Conversational AI in Healthcare for Operational Efficiencies and Compliance

Updated on August 6, 2023

As the healthcare crisis around the world continues to impact both front-line workers and patients, finding ways to alleviate stressors in the system is becoming paramount. The World Health Organization (WHO) estimates the shortage of doctors, nurses and other health professionals will rise to 10 million worldwide by 2030. Emerging technologies, such as AI, will undoubtedly be an important component in delivering solutions.  

Given the rapid developments and escalating noise surrounding AI, it’s clear there’s operational interest paired with compliance concerns amongst healthcare organizations and professionals. The good news? There is a path forward for healthcare providers to benefit from the power of AI while remaining compliant and dedicated to positive patient outcomes.

AI or machine learning tools come in numerous forms, meaning its critical to understand their varying elements and appropriate applications by industry. While generative AI is becoming more widespread with tools like OpenAI’s ChatGTP and Google’s Bard, their “open” nature has sparked reasonable concerns over misinformation and unintended consequences across all industries – especially healthcare. The sentiment extends beyond healthcare professionals, with a recent Pew Research report finding 60% of Americans would be uncomfortable with their provider relying on AI to diagnose. 

Fortunately, there are machine learning tools available that encompass both the benefits and safeguards needed to propel healthcare forward. Enter conversational AI. 

Accuracy and Compliance

For professionals and caregivers contemplating the use of AI in healthcare, the biggest barrier to adoption lies in understanding its impact on data security and operational and medical accuracy.
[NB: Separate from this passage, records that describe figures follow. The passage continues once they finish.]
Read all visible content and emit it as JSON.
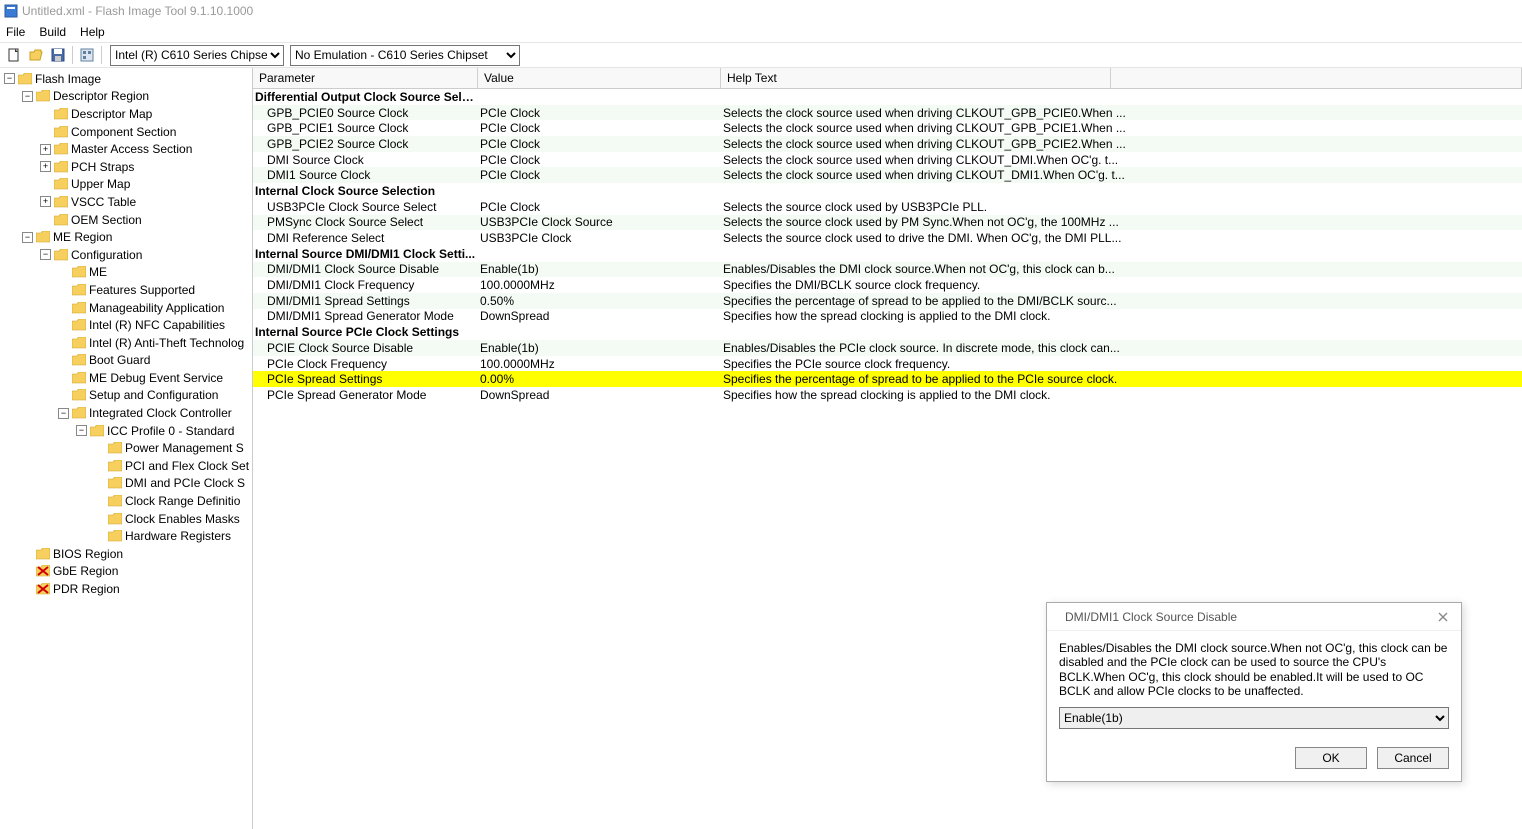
{
  "title": "Untitled.xml - Flash Image Tool 9.1.10.1000",
  "menus": [
    "File",
    "Build",
    "Help"
  ],
  "toolbar": {
    "select1": "Intel (R) C610 Series Chipset",
    "select2": "No Emulation - C610 Series Chipset"
  },
  "tree": [
    {
      "d": 0,
      "t": "-",
      "i": "f",
      "l": "Flash Image"
    },
    {
      "d": 1,
      "t": "-",
      "i": "f",
      "l": "Descriptor Region"
    },
    {
      "d": 2,
      "t": "",
      "i": "f",
      "l": "Descriptor Map"
    },
    {
      "d": 2,
      "t": "",
      "i": "f",
      "l": "Component Section"
    },
    {
      "d": 2,
      "t": "+",
      "i": "f",
      "l": "Master Access Section"
    },
    {
      "d": 2,
      "t": "+",
      "i": "f",
      "l": "PCH Straps"
    },
    {
      "d": 2,
      "t": "",
      "i": "f",
      "l": "Upper Map"
    },
    {
      "d": 2,
      "t": "+",
      "i": "f",
      "l": "VSCC Table"
    },
    {
      "d": 2,
      "t": "",
      "i": "f",
      "l": "OEM Section"
    },
    {
      "d": 1,
      "t": "-",
      "i": "f",
      "l": "ME Region"
    },
    {
      "d": 2,
      "t": "-",
      "i": "f",
      "l": "Configuration"
    },
    {
      "d": 3,
      "t": "",
      "i": "f",
      "l": "ME"
    },
    {
      "d": 3,
      "t": "",
      "i": "f",
      "l": "Features Supported"
    },
    {
      "d": 3,
      "t": "",
      "i": "f",
      "l": "Manageability Application"
    },
    {
      "d": 3,
      "t": "",
      "i": "f",
      "l": "Intel (R) NFC Capabilities"
    },
    {
      "d": 3,
      "t": "",
      "i": "f",
      "l": "Intel (R) Anti-Theft Technolog"
    },
    {
      "d": 3,
      "t": "",
      "i": "f",
      "l": "Boot Guard"
    },
    {
      "d": 3,
      "t": "",
      "i": "f",
      "l": "ME Debug Event Service"
    },
    {
      "d": 3,
      "t": "",
      "i": "f",
      "l": "Setup and Configuration"
    },
    {
      "d": 3,
      "t": "-",
      "i": "f",
      "l": "Integrated Clock Controller"
    },
    {
      "d": 4,
      "t": "-",
      "i": "f",
      "l": "ICC Profile 0 - Standard"
    },
    {
      "d": 5,
      "t": "",
      "i": "f",
      "l": "Power Management S"
    },
    {
      "d": 5,
      "t": "",
      "i": "f",
      "l": "PCI and Flex Clock Set"
    },
    {
      "d": 5,
      "t": "",
      "i": "f",
      "l": "DMI and PCIe Clock S"
    },
    {
      "d": 5,
      "t": "",
      "i": "f",
      "l": "Clock Range Definitio"
    },
    {
      "d": 5,
      "t": "",
      "i": "f",
      "l": "Clock Enables Masks"
    },
    {
      "d": 5,
      "t": "",
      "i": "f",
      "l": "Hardware Registers"
    },
    {
      "d": 1,
      "t": "",
      "i": "f",
      "l": "BIOS Region"
    },
    {
      "d": 1,
      "t": "",
      "i": "x",
      "l": "GbE Region"
    },
    {
      "d": 1,
      "t": "",
      "i": "x",
      "l": "PDR Region"
    }
  ],
  "columns": {
    "param": "Parameter",
    "value": "Value",
    "help": "Help Text"
  },
  "rows": [
    {
      "g": true,
      "p": "Differential Output Clock Source Sele..."
    },
    {
      "p": "GPB_PCIE0 Source Clock",
      "v": "PCIe Clock",
      "h": "Selects the clock source used when driving CLKOUT_GPB_PCIE0.When ..."
    },
    {
      "p": "GPB_PCIE1 Source Clock",
      "v": "PCIe Clock",
      "h": "Selects the clock source used when driving CLKOUT_GPB_PCIE1.When ..."
    },
    {
      "p": "GPB_PCIE2 Source Clock",
      "v": "PCIe Clock",
      "h": "Selects the clock source used when driving CLKOUT_GPB_PCIE2.When ..."
    },
    {
      "p": "DMI Source Clock",
      "v": "PCIe Clock",
      "h": "Selects the clock source used when driving CLKOUT_DMI.When OC'g. t..."
    },
    {
      "p": "DMI1 Source Clock",
      "v": "PCIe Clock",
      "h": "Selects the clock source used when driving CLKOUT_DMI1.When OC'g. t..."
    },
    {
      "g": true,
      "p": "Internal Clock Source Selection"
    },
    {
      "p": "USB3PCIe Clock Source Select",
      "v": "PCIe Clock",
      "h": "Selects the source clock used by USB3PCIe PLL."
    },
    {
      "p": "PMSync Clock Source Select",
      "v": "USB3PCIe Clock Source",
      "h": "Selects the source clock used by PM Sync.When not OC'g, the 100MHz ..."
    },
    {
      "p": "DMI Reference Select",
      "v": "USB3PCIe Clock",
      "h": "Selects the source clock used to drive the DMI. When OC'g, the DMI PLL..."
    },
    {
      "g": true,
      "p": "Internal Source DMI/DMI1 Clock Setti..."
    },
    {
      "p": "DMI/DMI1 Clock Source Disable",
      "v": "Enable(1b)",
      "h": "Enables/Disables the DMI clock source.When not OC'g, this clock can b..."
    },
    {
      "p": "DMI/DMI1 Clock Frequency",
      "v": "100.0000MHz",
      "h": "Specifies the DMI/BCLK source clock frequency."
    },
    {
      "p": "DMI/DMI1 Spread Settings",
      "v": "0.50%",
      "h": "Specifies the percentage of spread to be applied to the DMI/BCLK sourc..."
    },
    {
      "p": "DMI/DMI1 Spread Generator Mode",
      "v": "DownSpread",
      "h": "Specifies how the spread clocking is applied to the DMI clock."
    },
    {
      "g": true,
      "p": "Internal Source PCIe Clock Settings"
    },
    {
      "p": "PCIE Clock Source Disable",
      "v": "Enable(1b)",
      "h": "Enables/Disables the PCIe clock source.  In discrete mode, this clock can..."
    },
    {
      "p": "PCIe Clock Frequency",
      "v": "100.0000MHz",
      "h": "Specifies the PCIe source clock frequency."
    },
    {
      "sel": true,
      "p": "PCIe Spread Settings",
      "v": "0.00%",
      "h": "Specifies the percentage of spread to be applied to the PCIe source clock."
    },
    {
      "p": "PCIe Spread Generator Mode",
      "v": "DownSpread",
      "h": "Specifies how the spread clocking is applied to the DMI clock."
    }
  ],
  "dialog": {
    "title": "DMI/DMI1 Clock Source Disable",
    "text": "Enables/Disables the DMI clock source.When not OC'g, this clock can be disabled and the PCIe clock can be used to source the CPU's BCLK.When OC'g, this clock should be enabled.It will be used to OC BCLK and allow PCIe clocks to be unaffected.",
    "value": "Enable(1b)",
    "ok": "OK",
    "cancel": "Cancel"
  },
  "colors": {
    "highlight": "#ffff00",
    "alt_row": "#f4faf4",
    "folder": "#f7cf5e",
    "folder_stroke": "#c9a227"
  }
}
In no other industry are the stakes higher for identifying the appropriate applications for AI implementation. Conversational AI is already being utilized as a tool for many real-world consumer applications – think chatbots and automated messaging – and has a proven track record of benefitting users in a myriad of ways. 

When it comes to healthcare, the most important feature of conversational AI, which operates on a closed system, is that it learns only from an organization’s existing data and internal business expertise, meaning it does not utilize public internet sources that could compromise accuracy or present compliance issues with its outputs. While it presents generative AI capabilities, conversational AI provides critical safeguards and the opportunity for automated conversational flows to be tailored to organizations’ specific processes and needs. In addition, it handles conversations in a natural way, making the patient experience more seamless and enjoyable while leaving the expertise, medical advice and direction in the hands of healthcare professionals. 

Most importantly, what sets conversational AI apart is its capability to properly handle patient data, including protected health information (PHI), all in compliance with HIPAA regulations. 

Operational Efficiency

A recent report from Accenture showed healthcare consumers are increasingly comfortable switching providers when their current one isn’t meeting their needs, with Millennials and Gen Zers being six times more likely to change than older populations. While access and trust unsurprisingly topped the list of non-negotiables for health experiences, so did the ease of doing business and digital engagement, showcasing the expectation for technology-driven service approaches. 

Conversational AI empowers healthcare providers to streamline the patient experience from end-to-end like never before – at scale and via preferred means like mobile messaging. Examples of automated yet meaningful patient engagements through conversational AI include: 

  • Sharing of relevant forms for the collection of patient information prior to planned visits.
  • Ensuring all screening and expert/doctor-guided diagnostic steps are executed and recorded.
  • Execution of patient follow-ups to make sure they are taking the proper steps to recover. 
  • Tracking patient engagement with post-op or discharge paperwork. 
  • Delivering appointment reminders and customized support and educational resources.

While vastly improving the patient experience, healthcare organizations stand to gain integral operational efficiencies with the proper AI tools that fuel more dedicated, patient-centered work and support.

Conclusion

While there may one day be a place for generative AI in healthcare, it’s much too early for widespread adoption. The technology is in its second inning, and there are still seven innings left. Until security and accuracy concerns are vetted and addressed, the healthcare industry will be slow to the widespread adoption of generative AI. With that said, AI is not to be feared and there are powerful, adjacent solutions available that allow organizations to walk and jog before they run.

John Kidd
John Kidd

John Kidd is a Northwestern graduate and former NFL player. After serving as President of Rainbolt Communications Solutions, Inc. for over 18 years, John founded MaxG Networks. Today, John serves as President at KLaunch, a subsidiary of the global communication software company, Kerauno, which automates and operationalizes customer journeys through its powerful conversational AI platform, breaking down the technology barriers between people, processes and systems.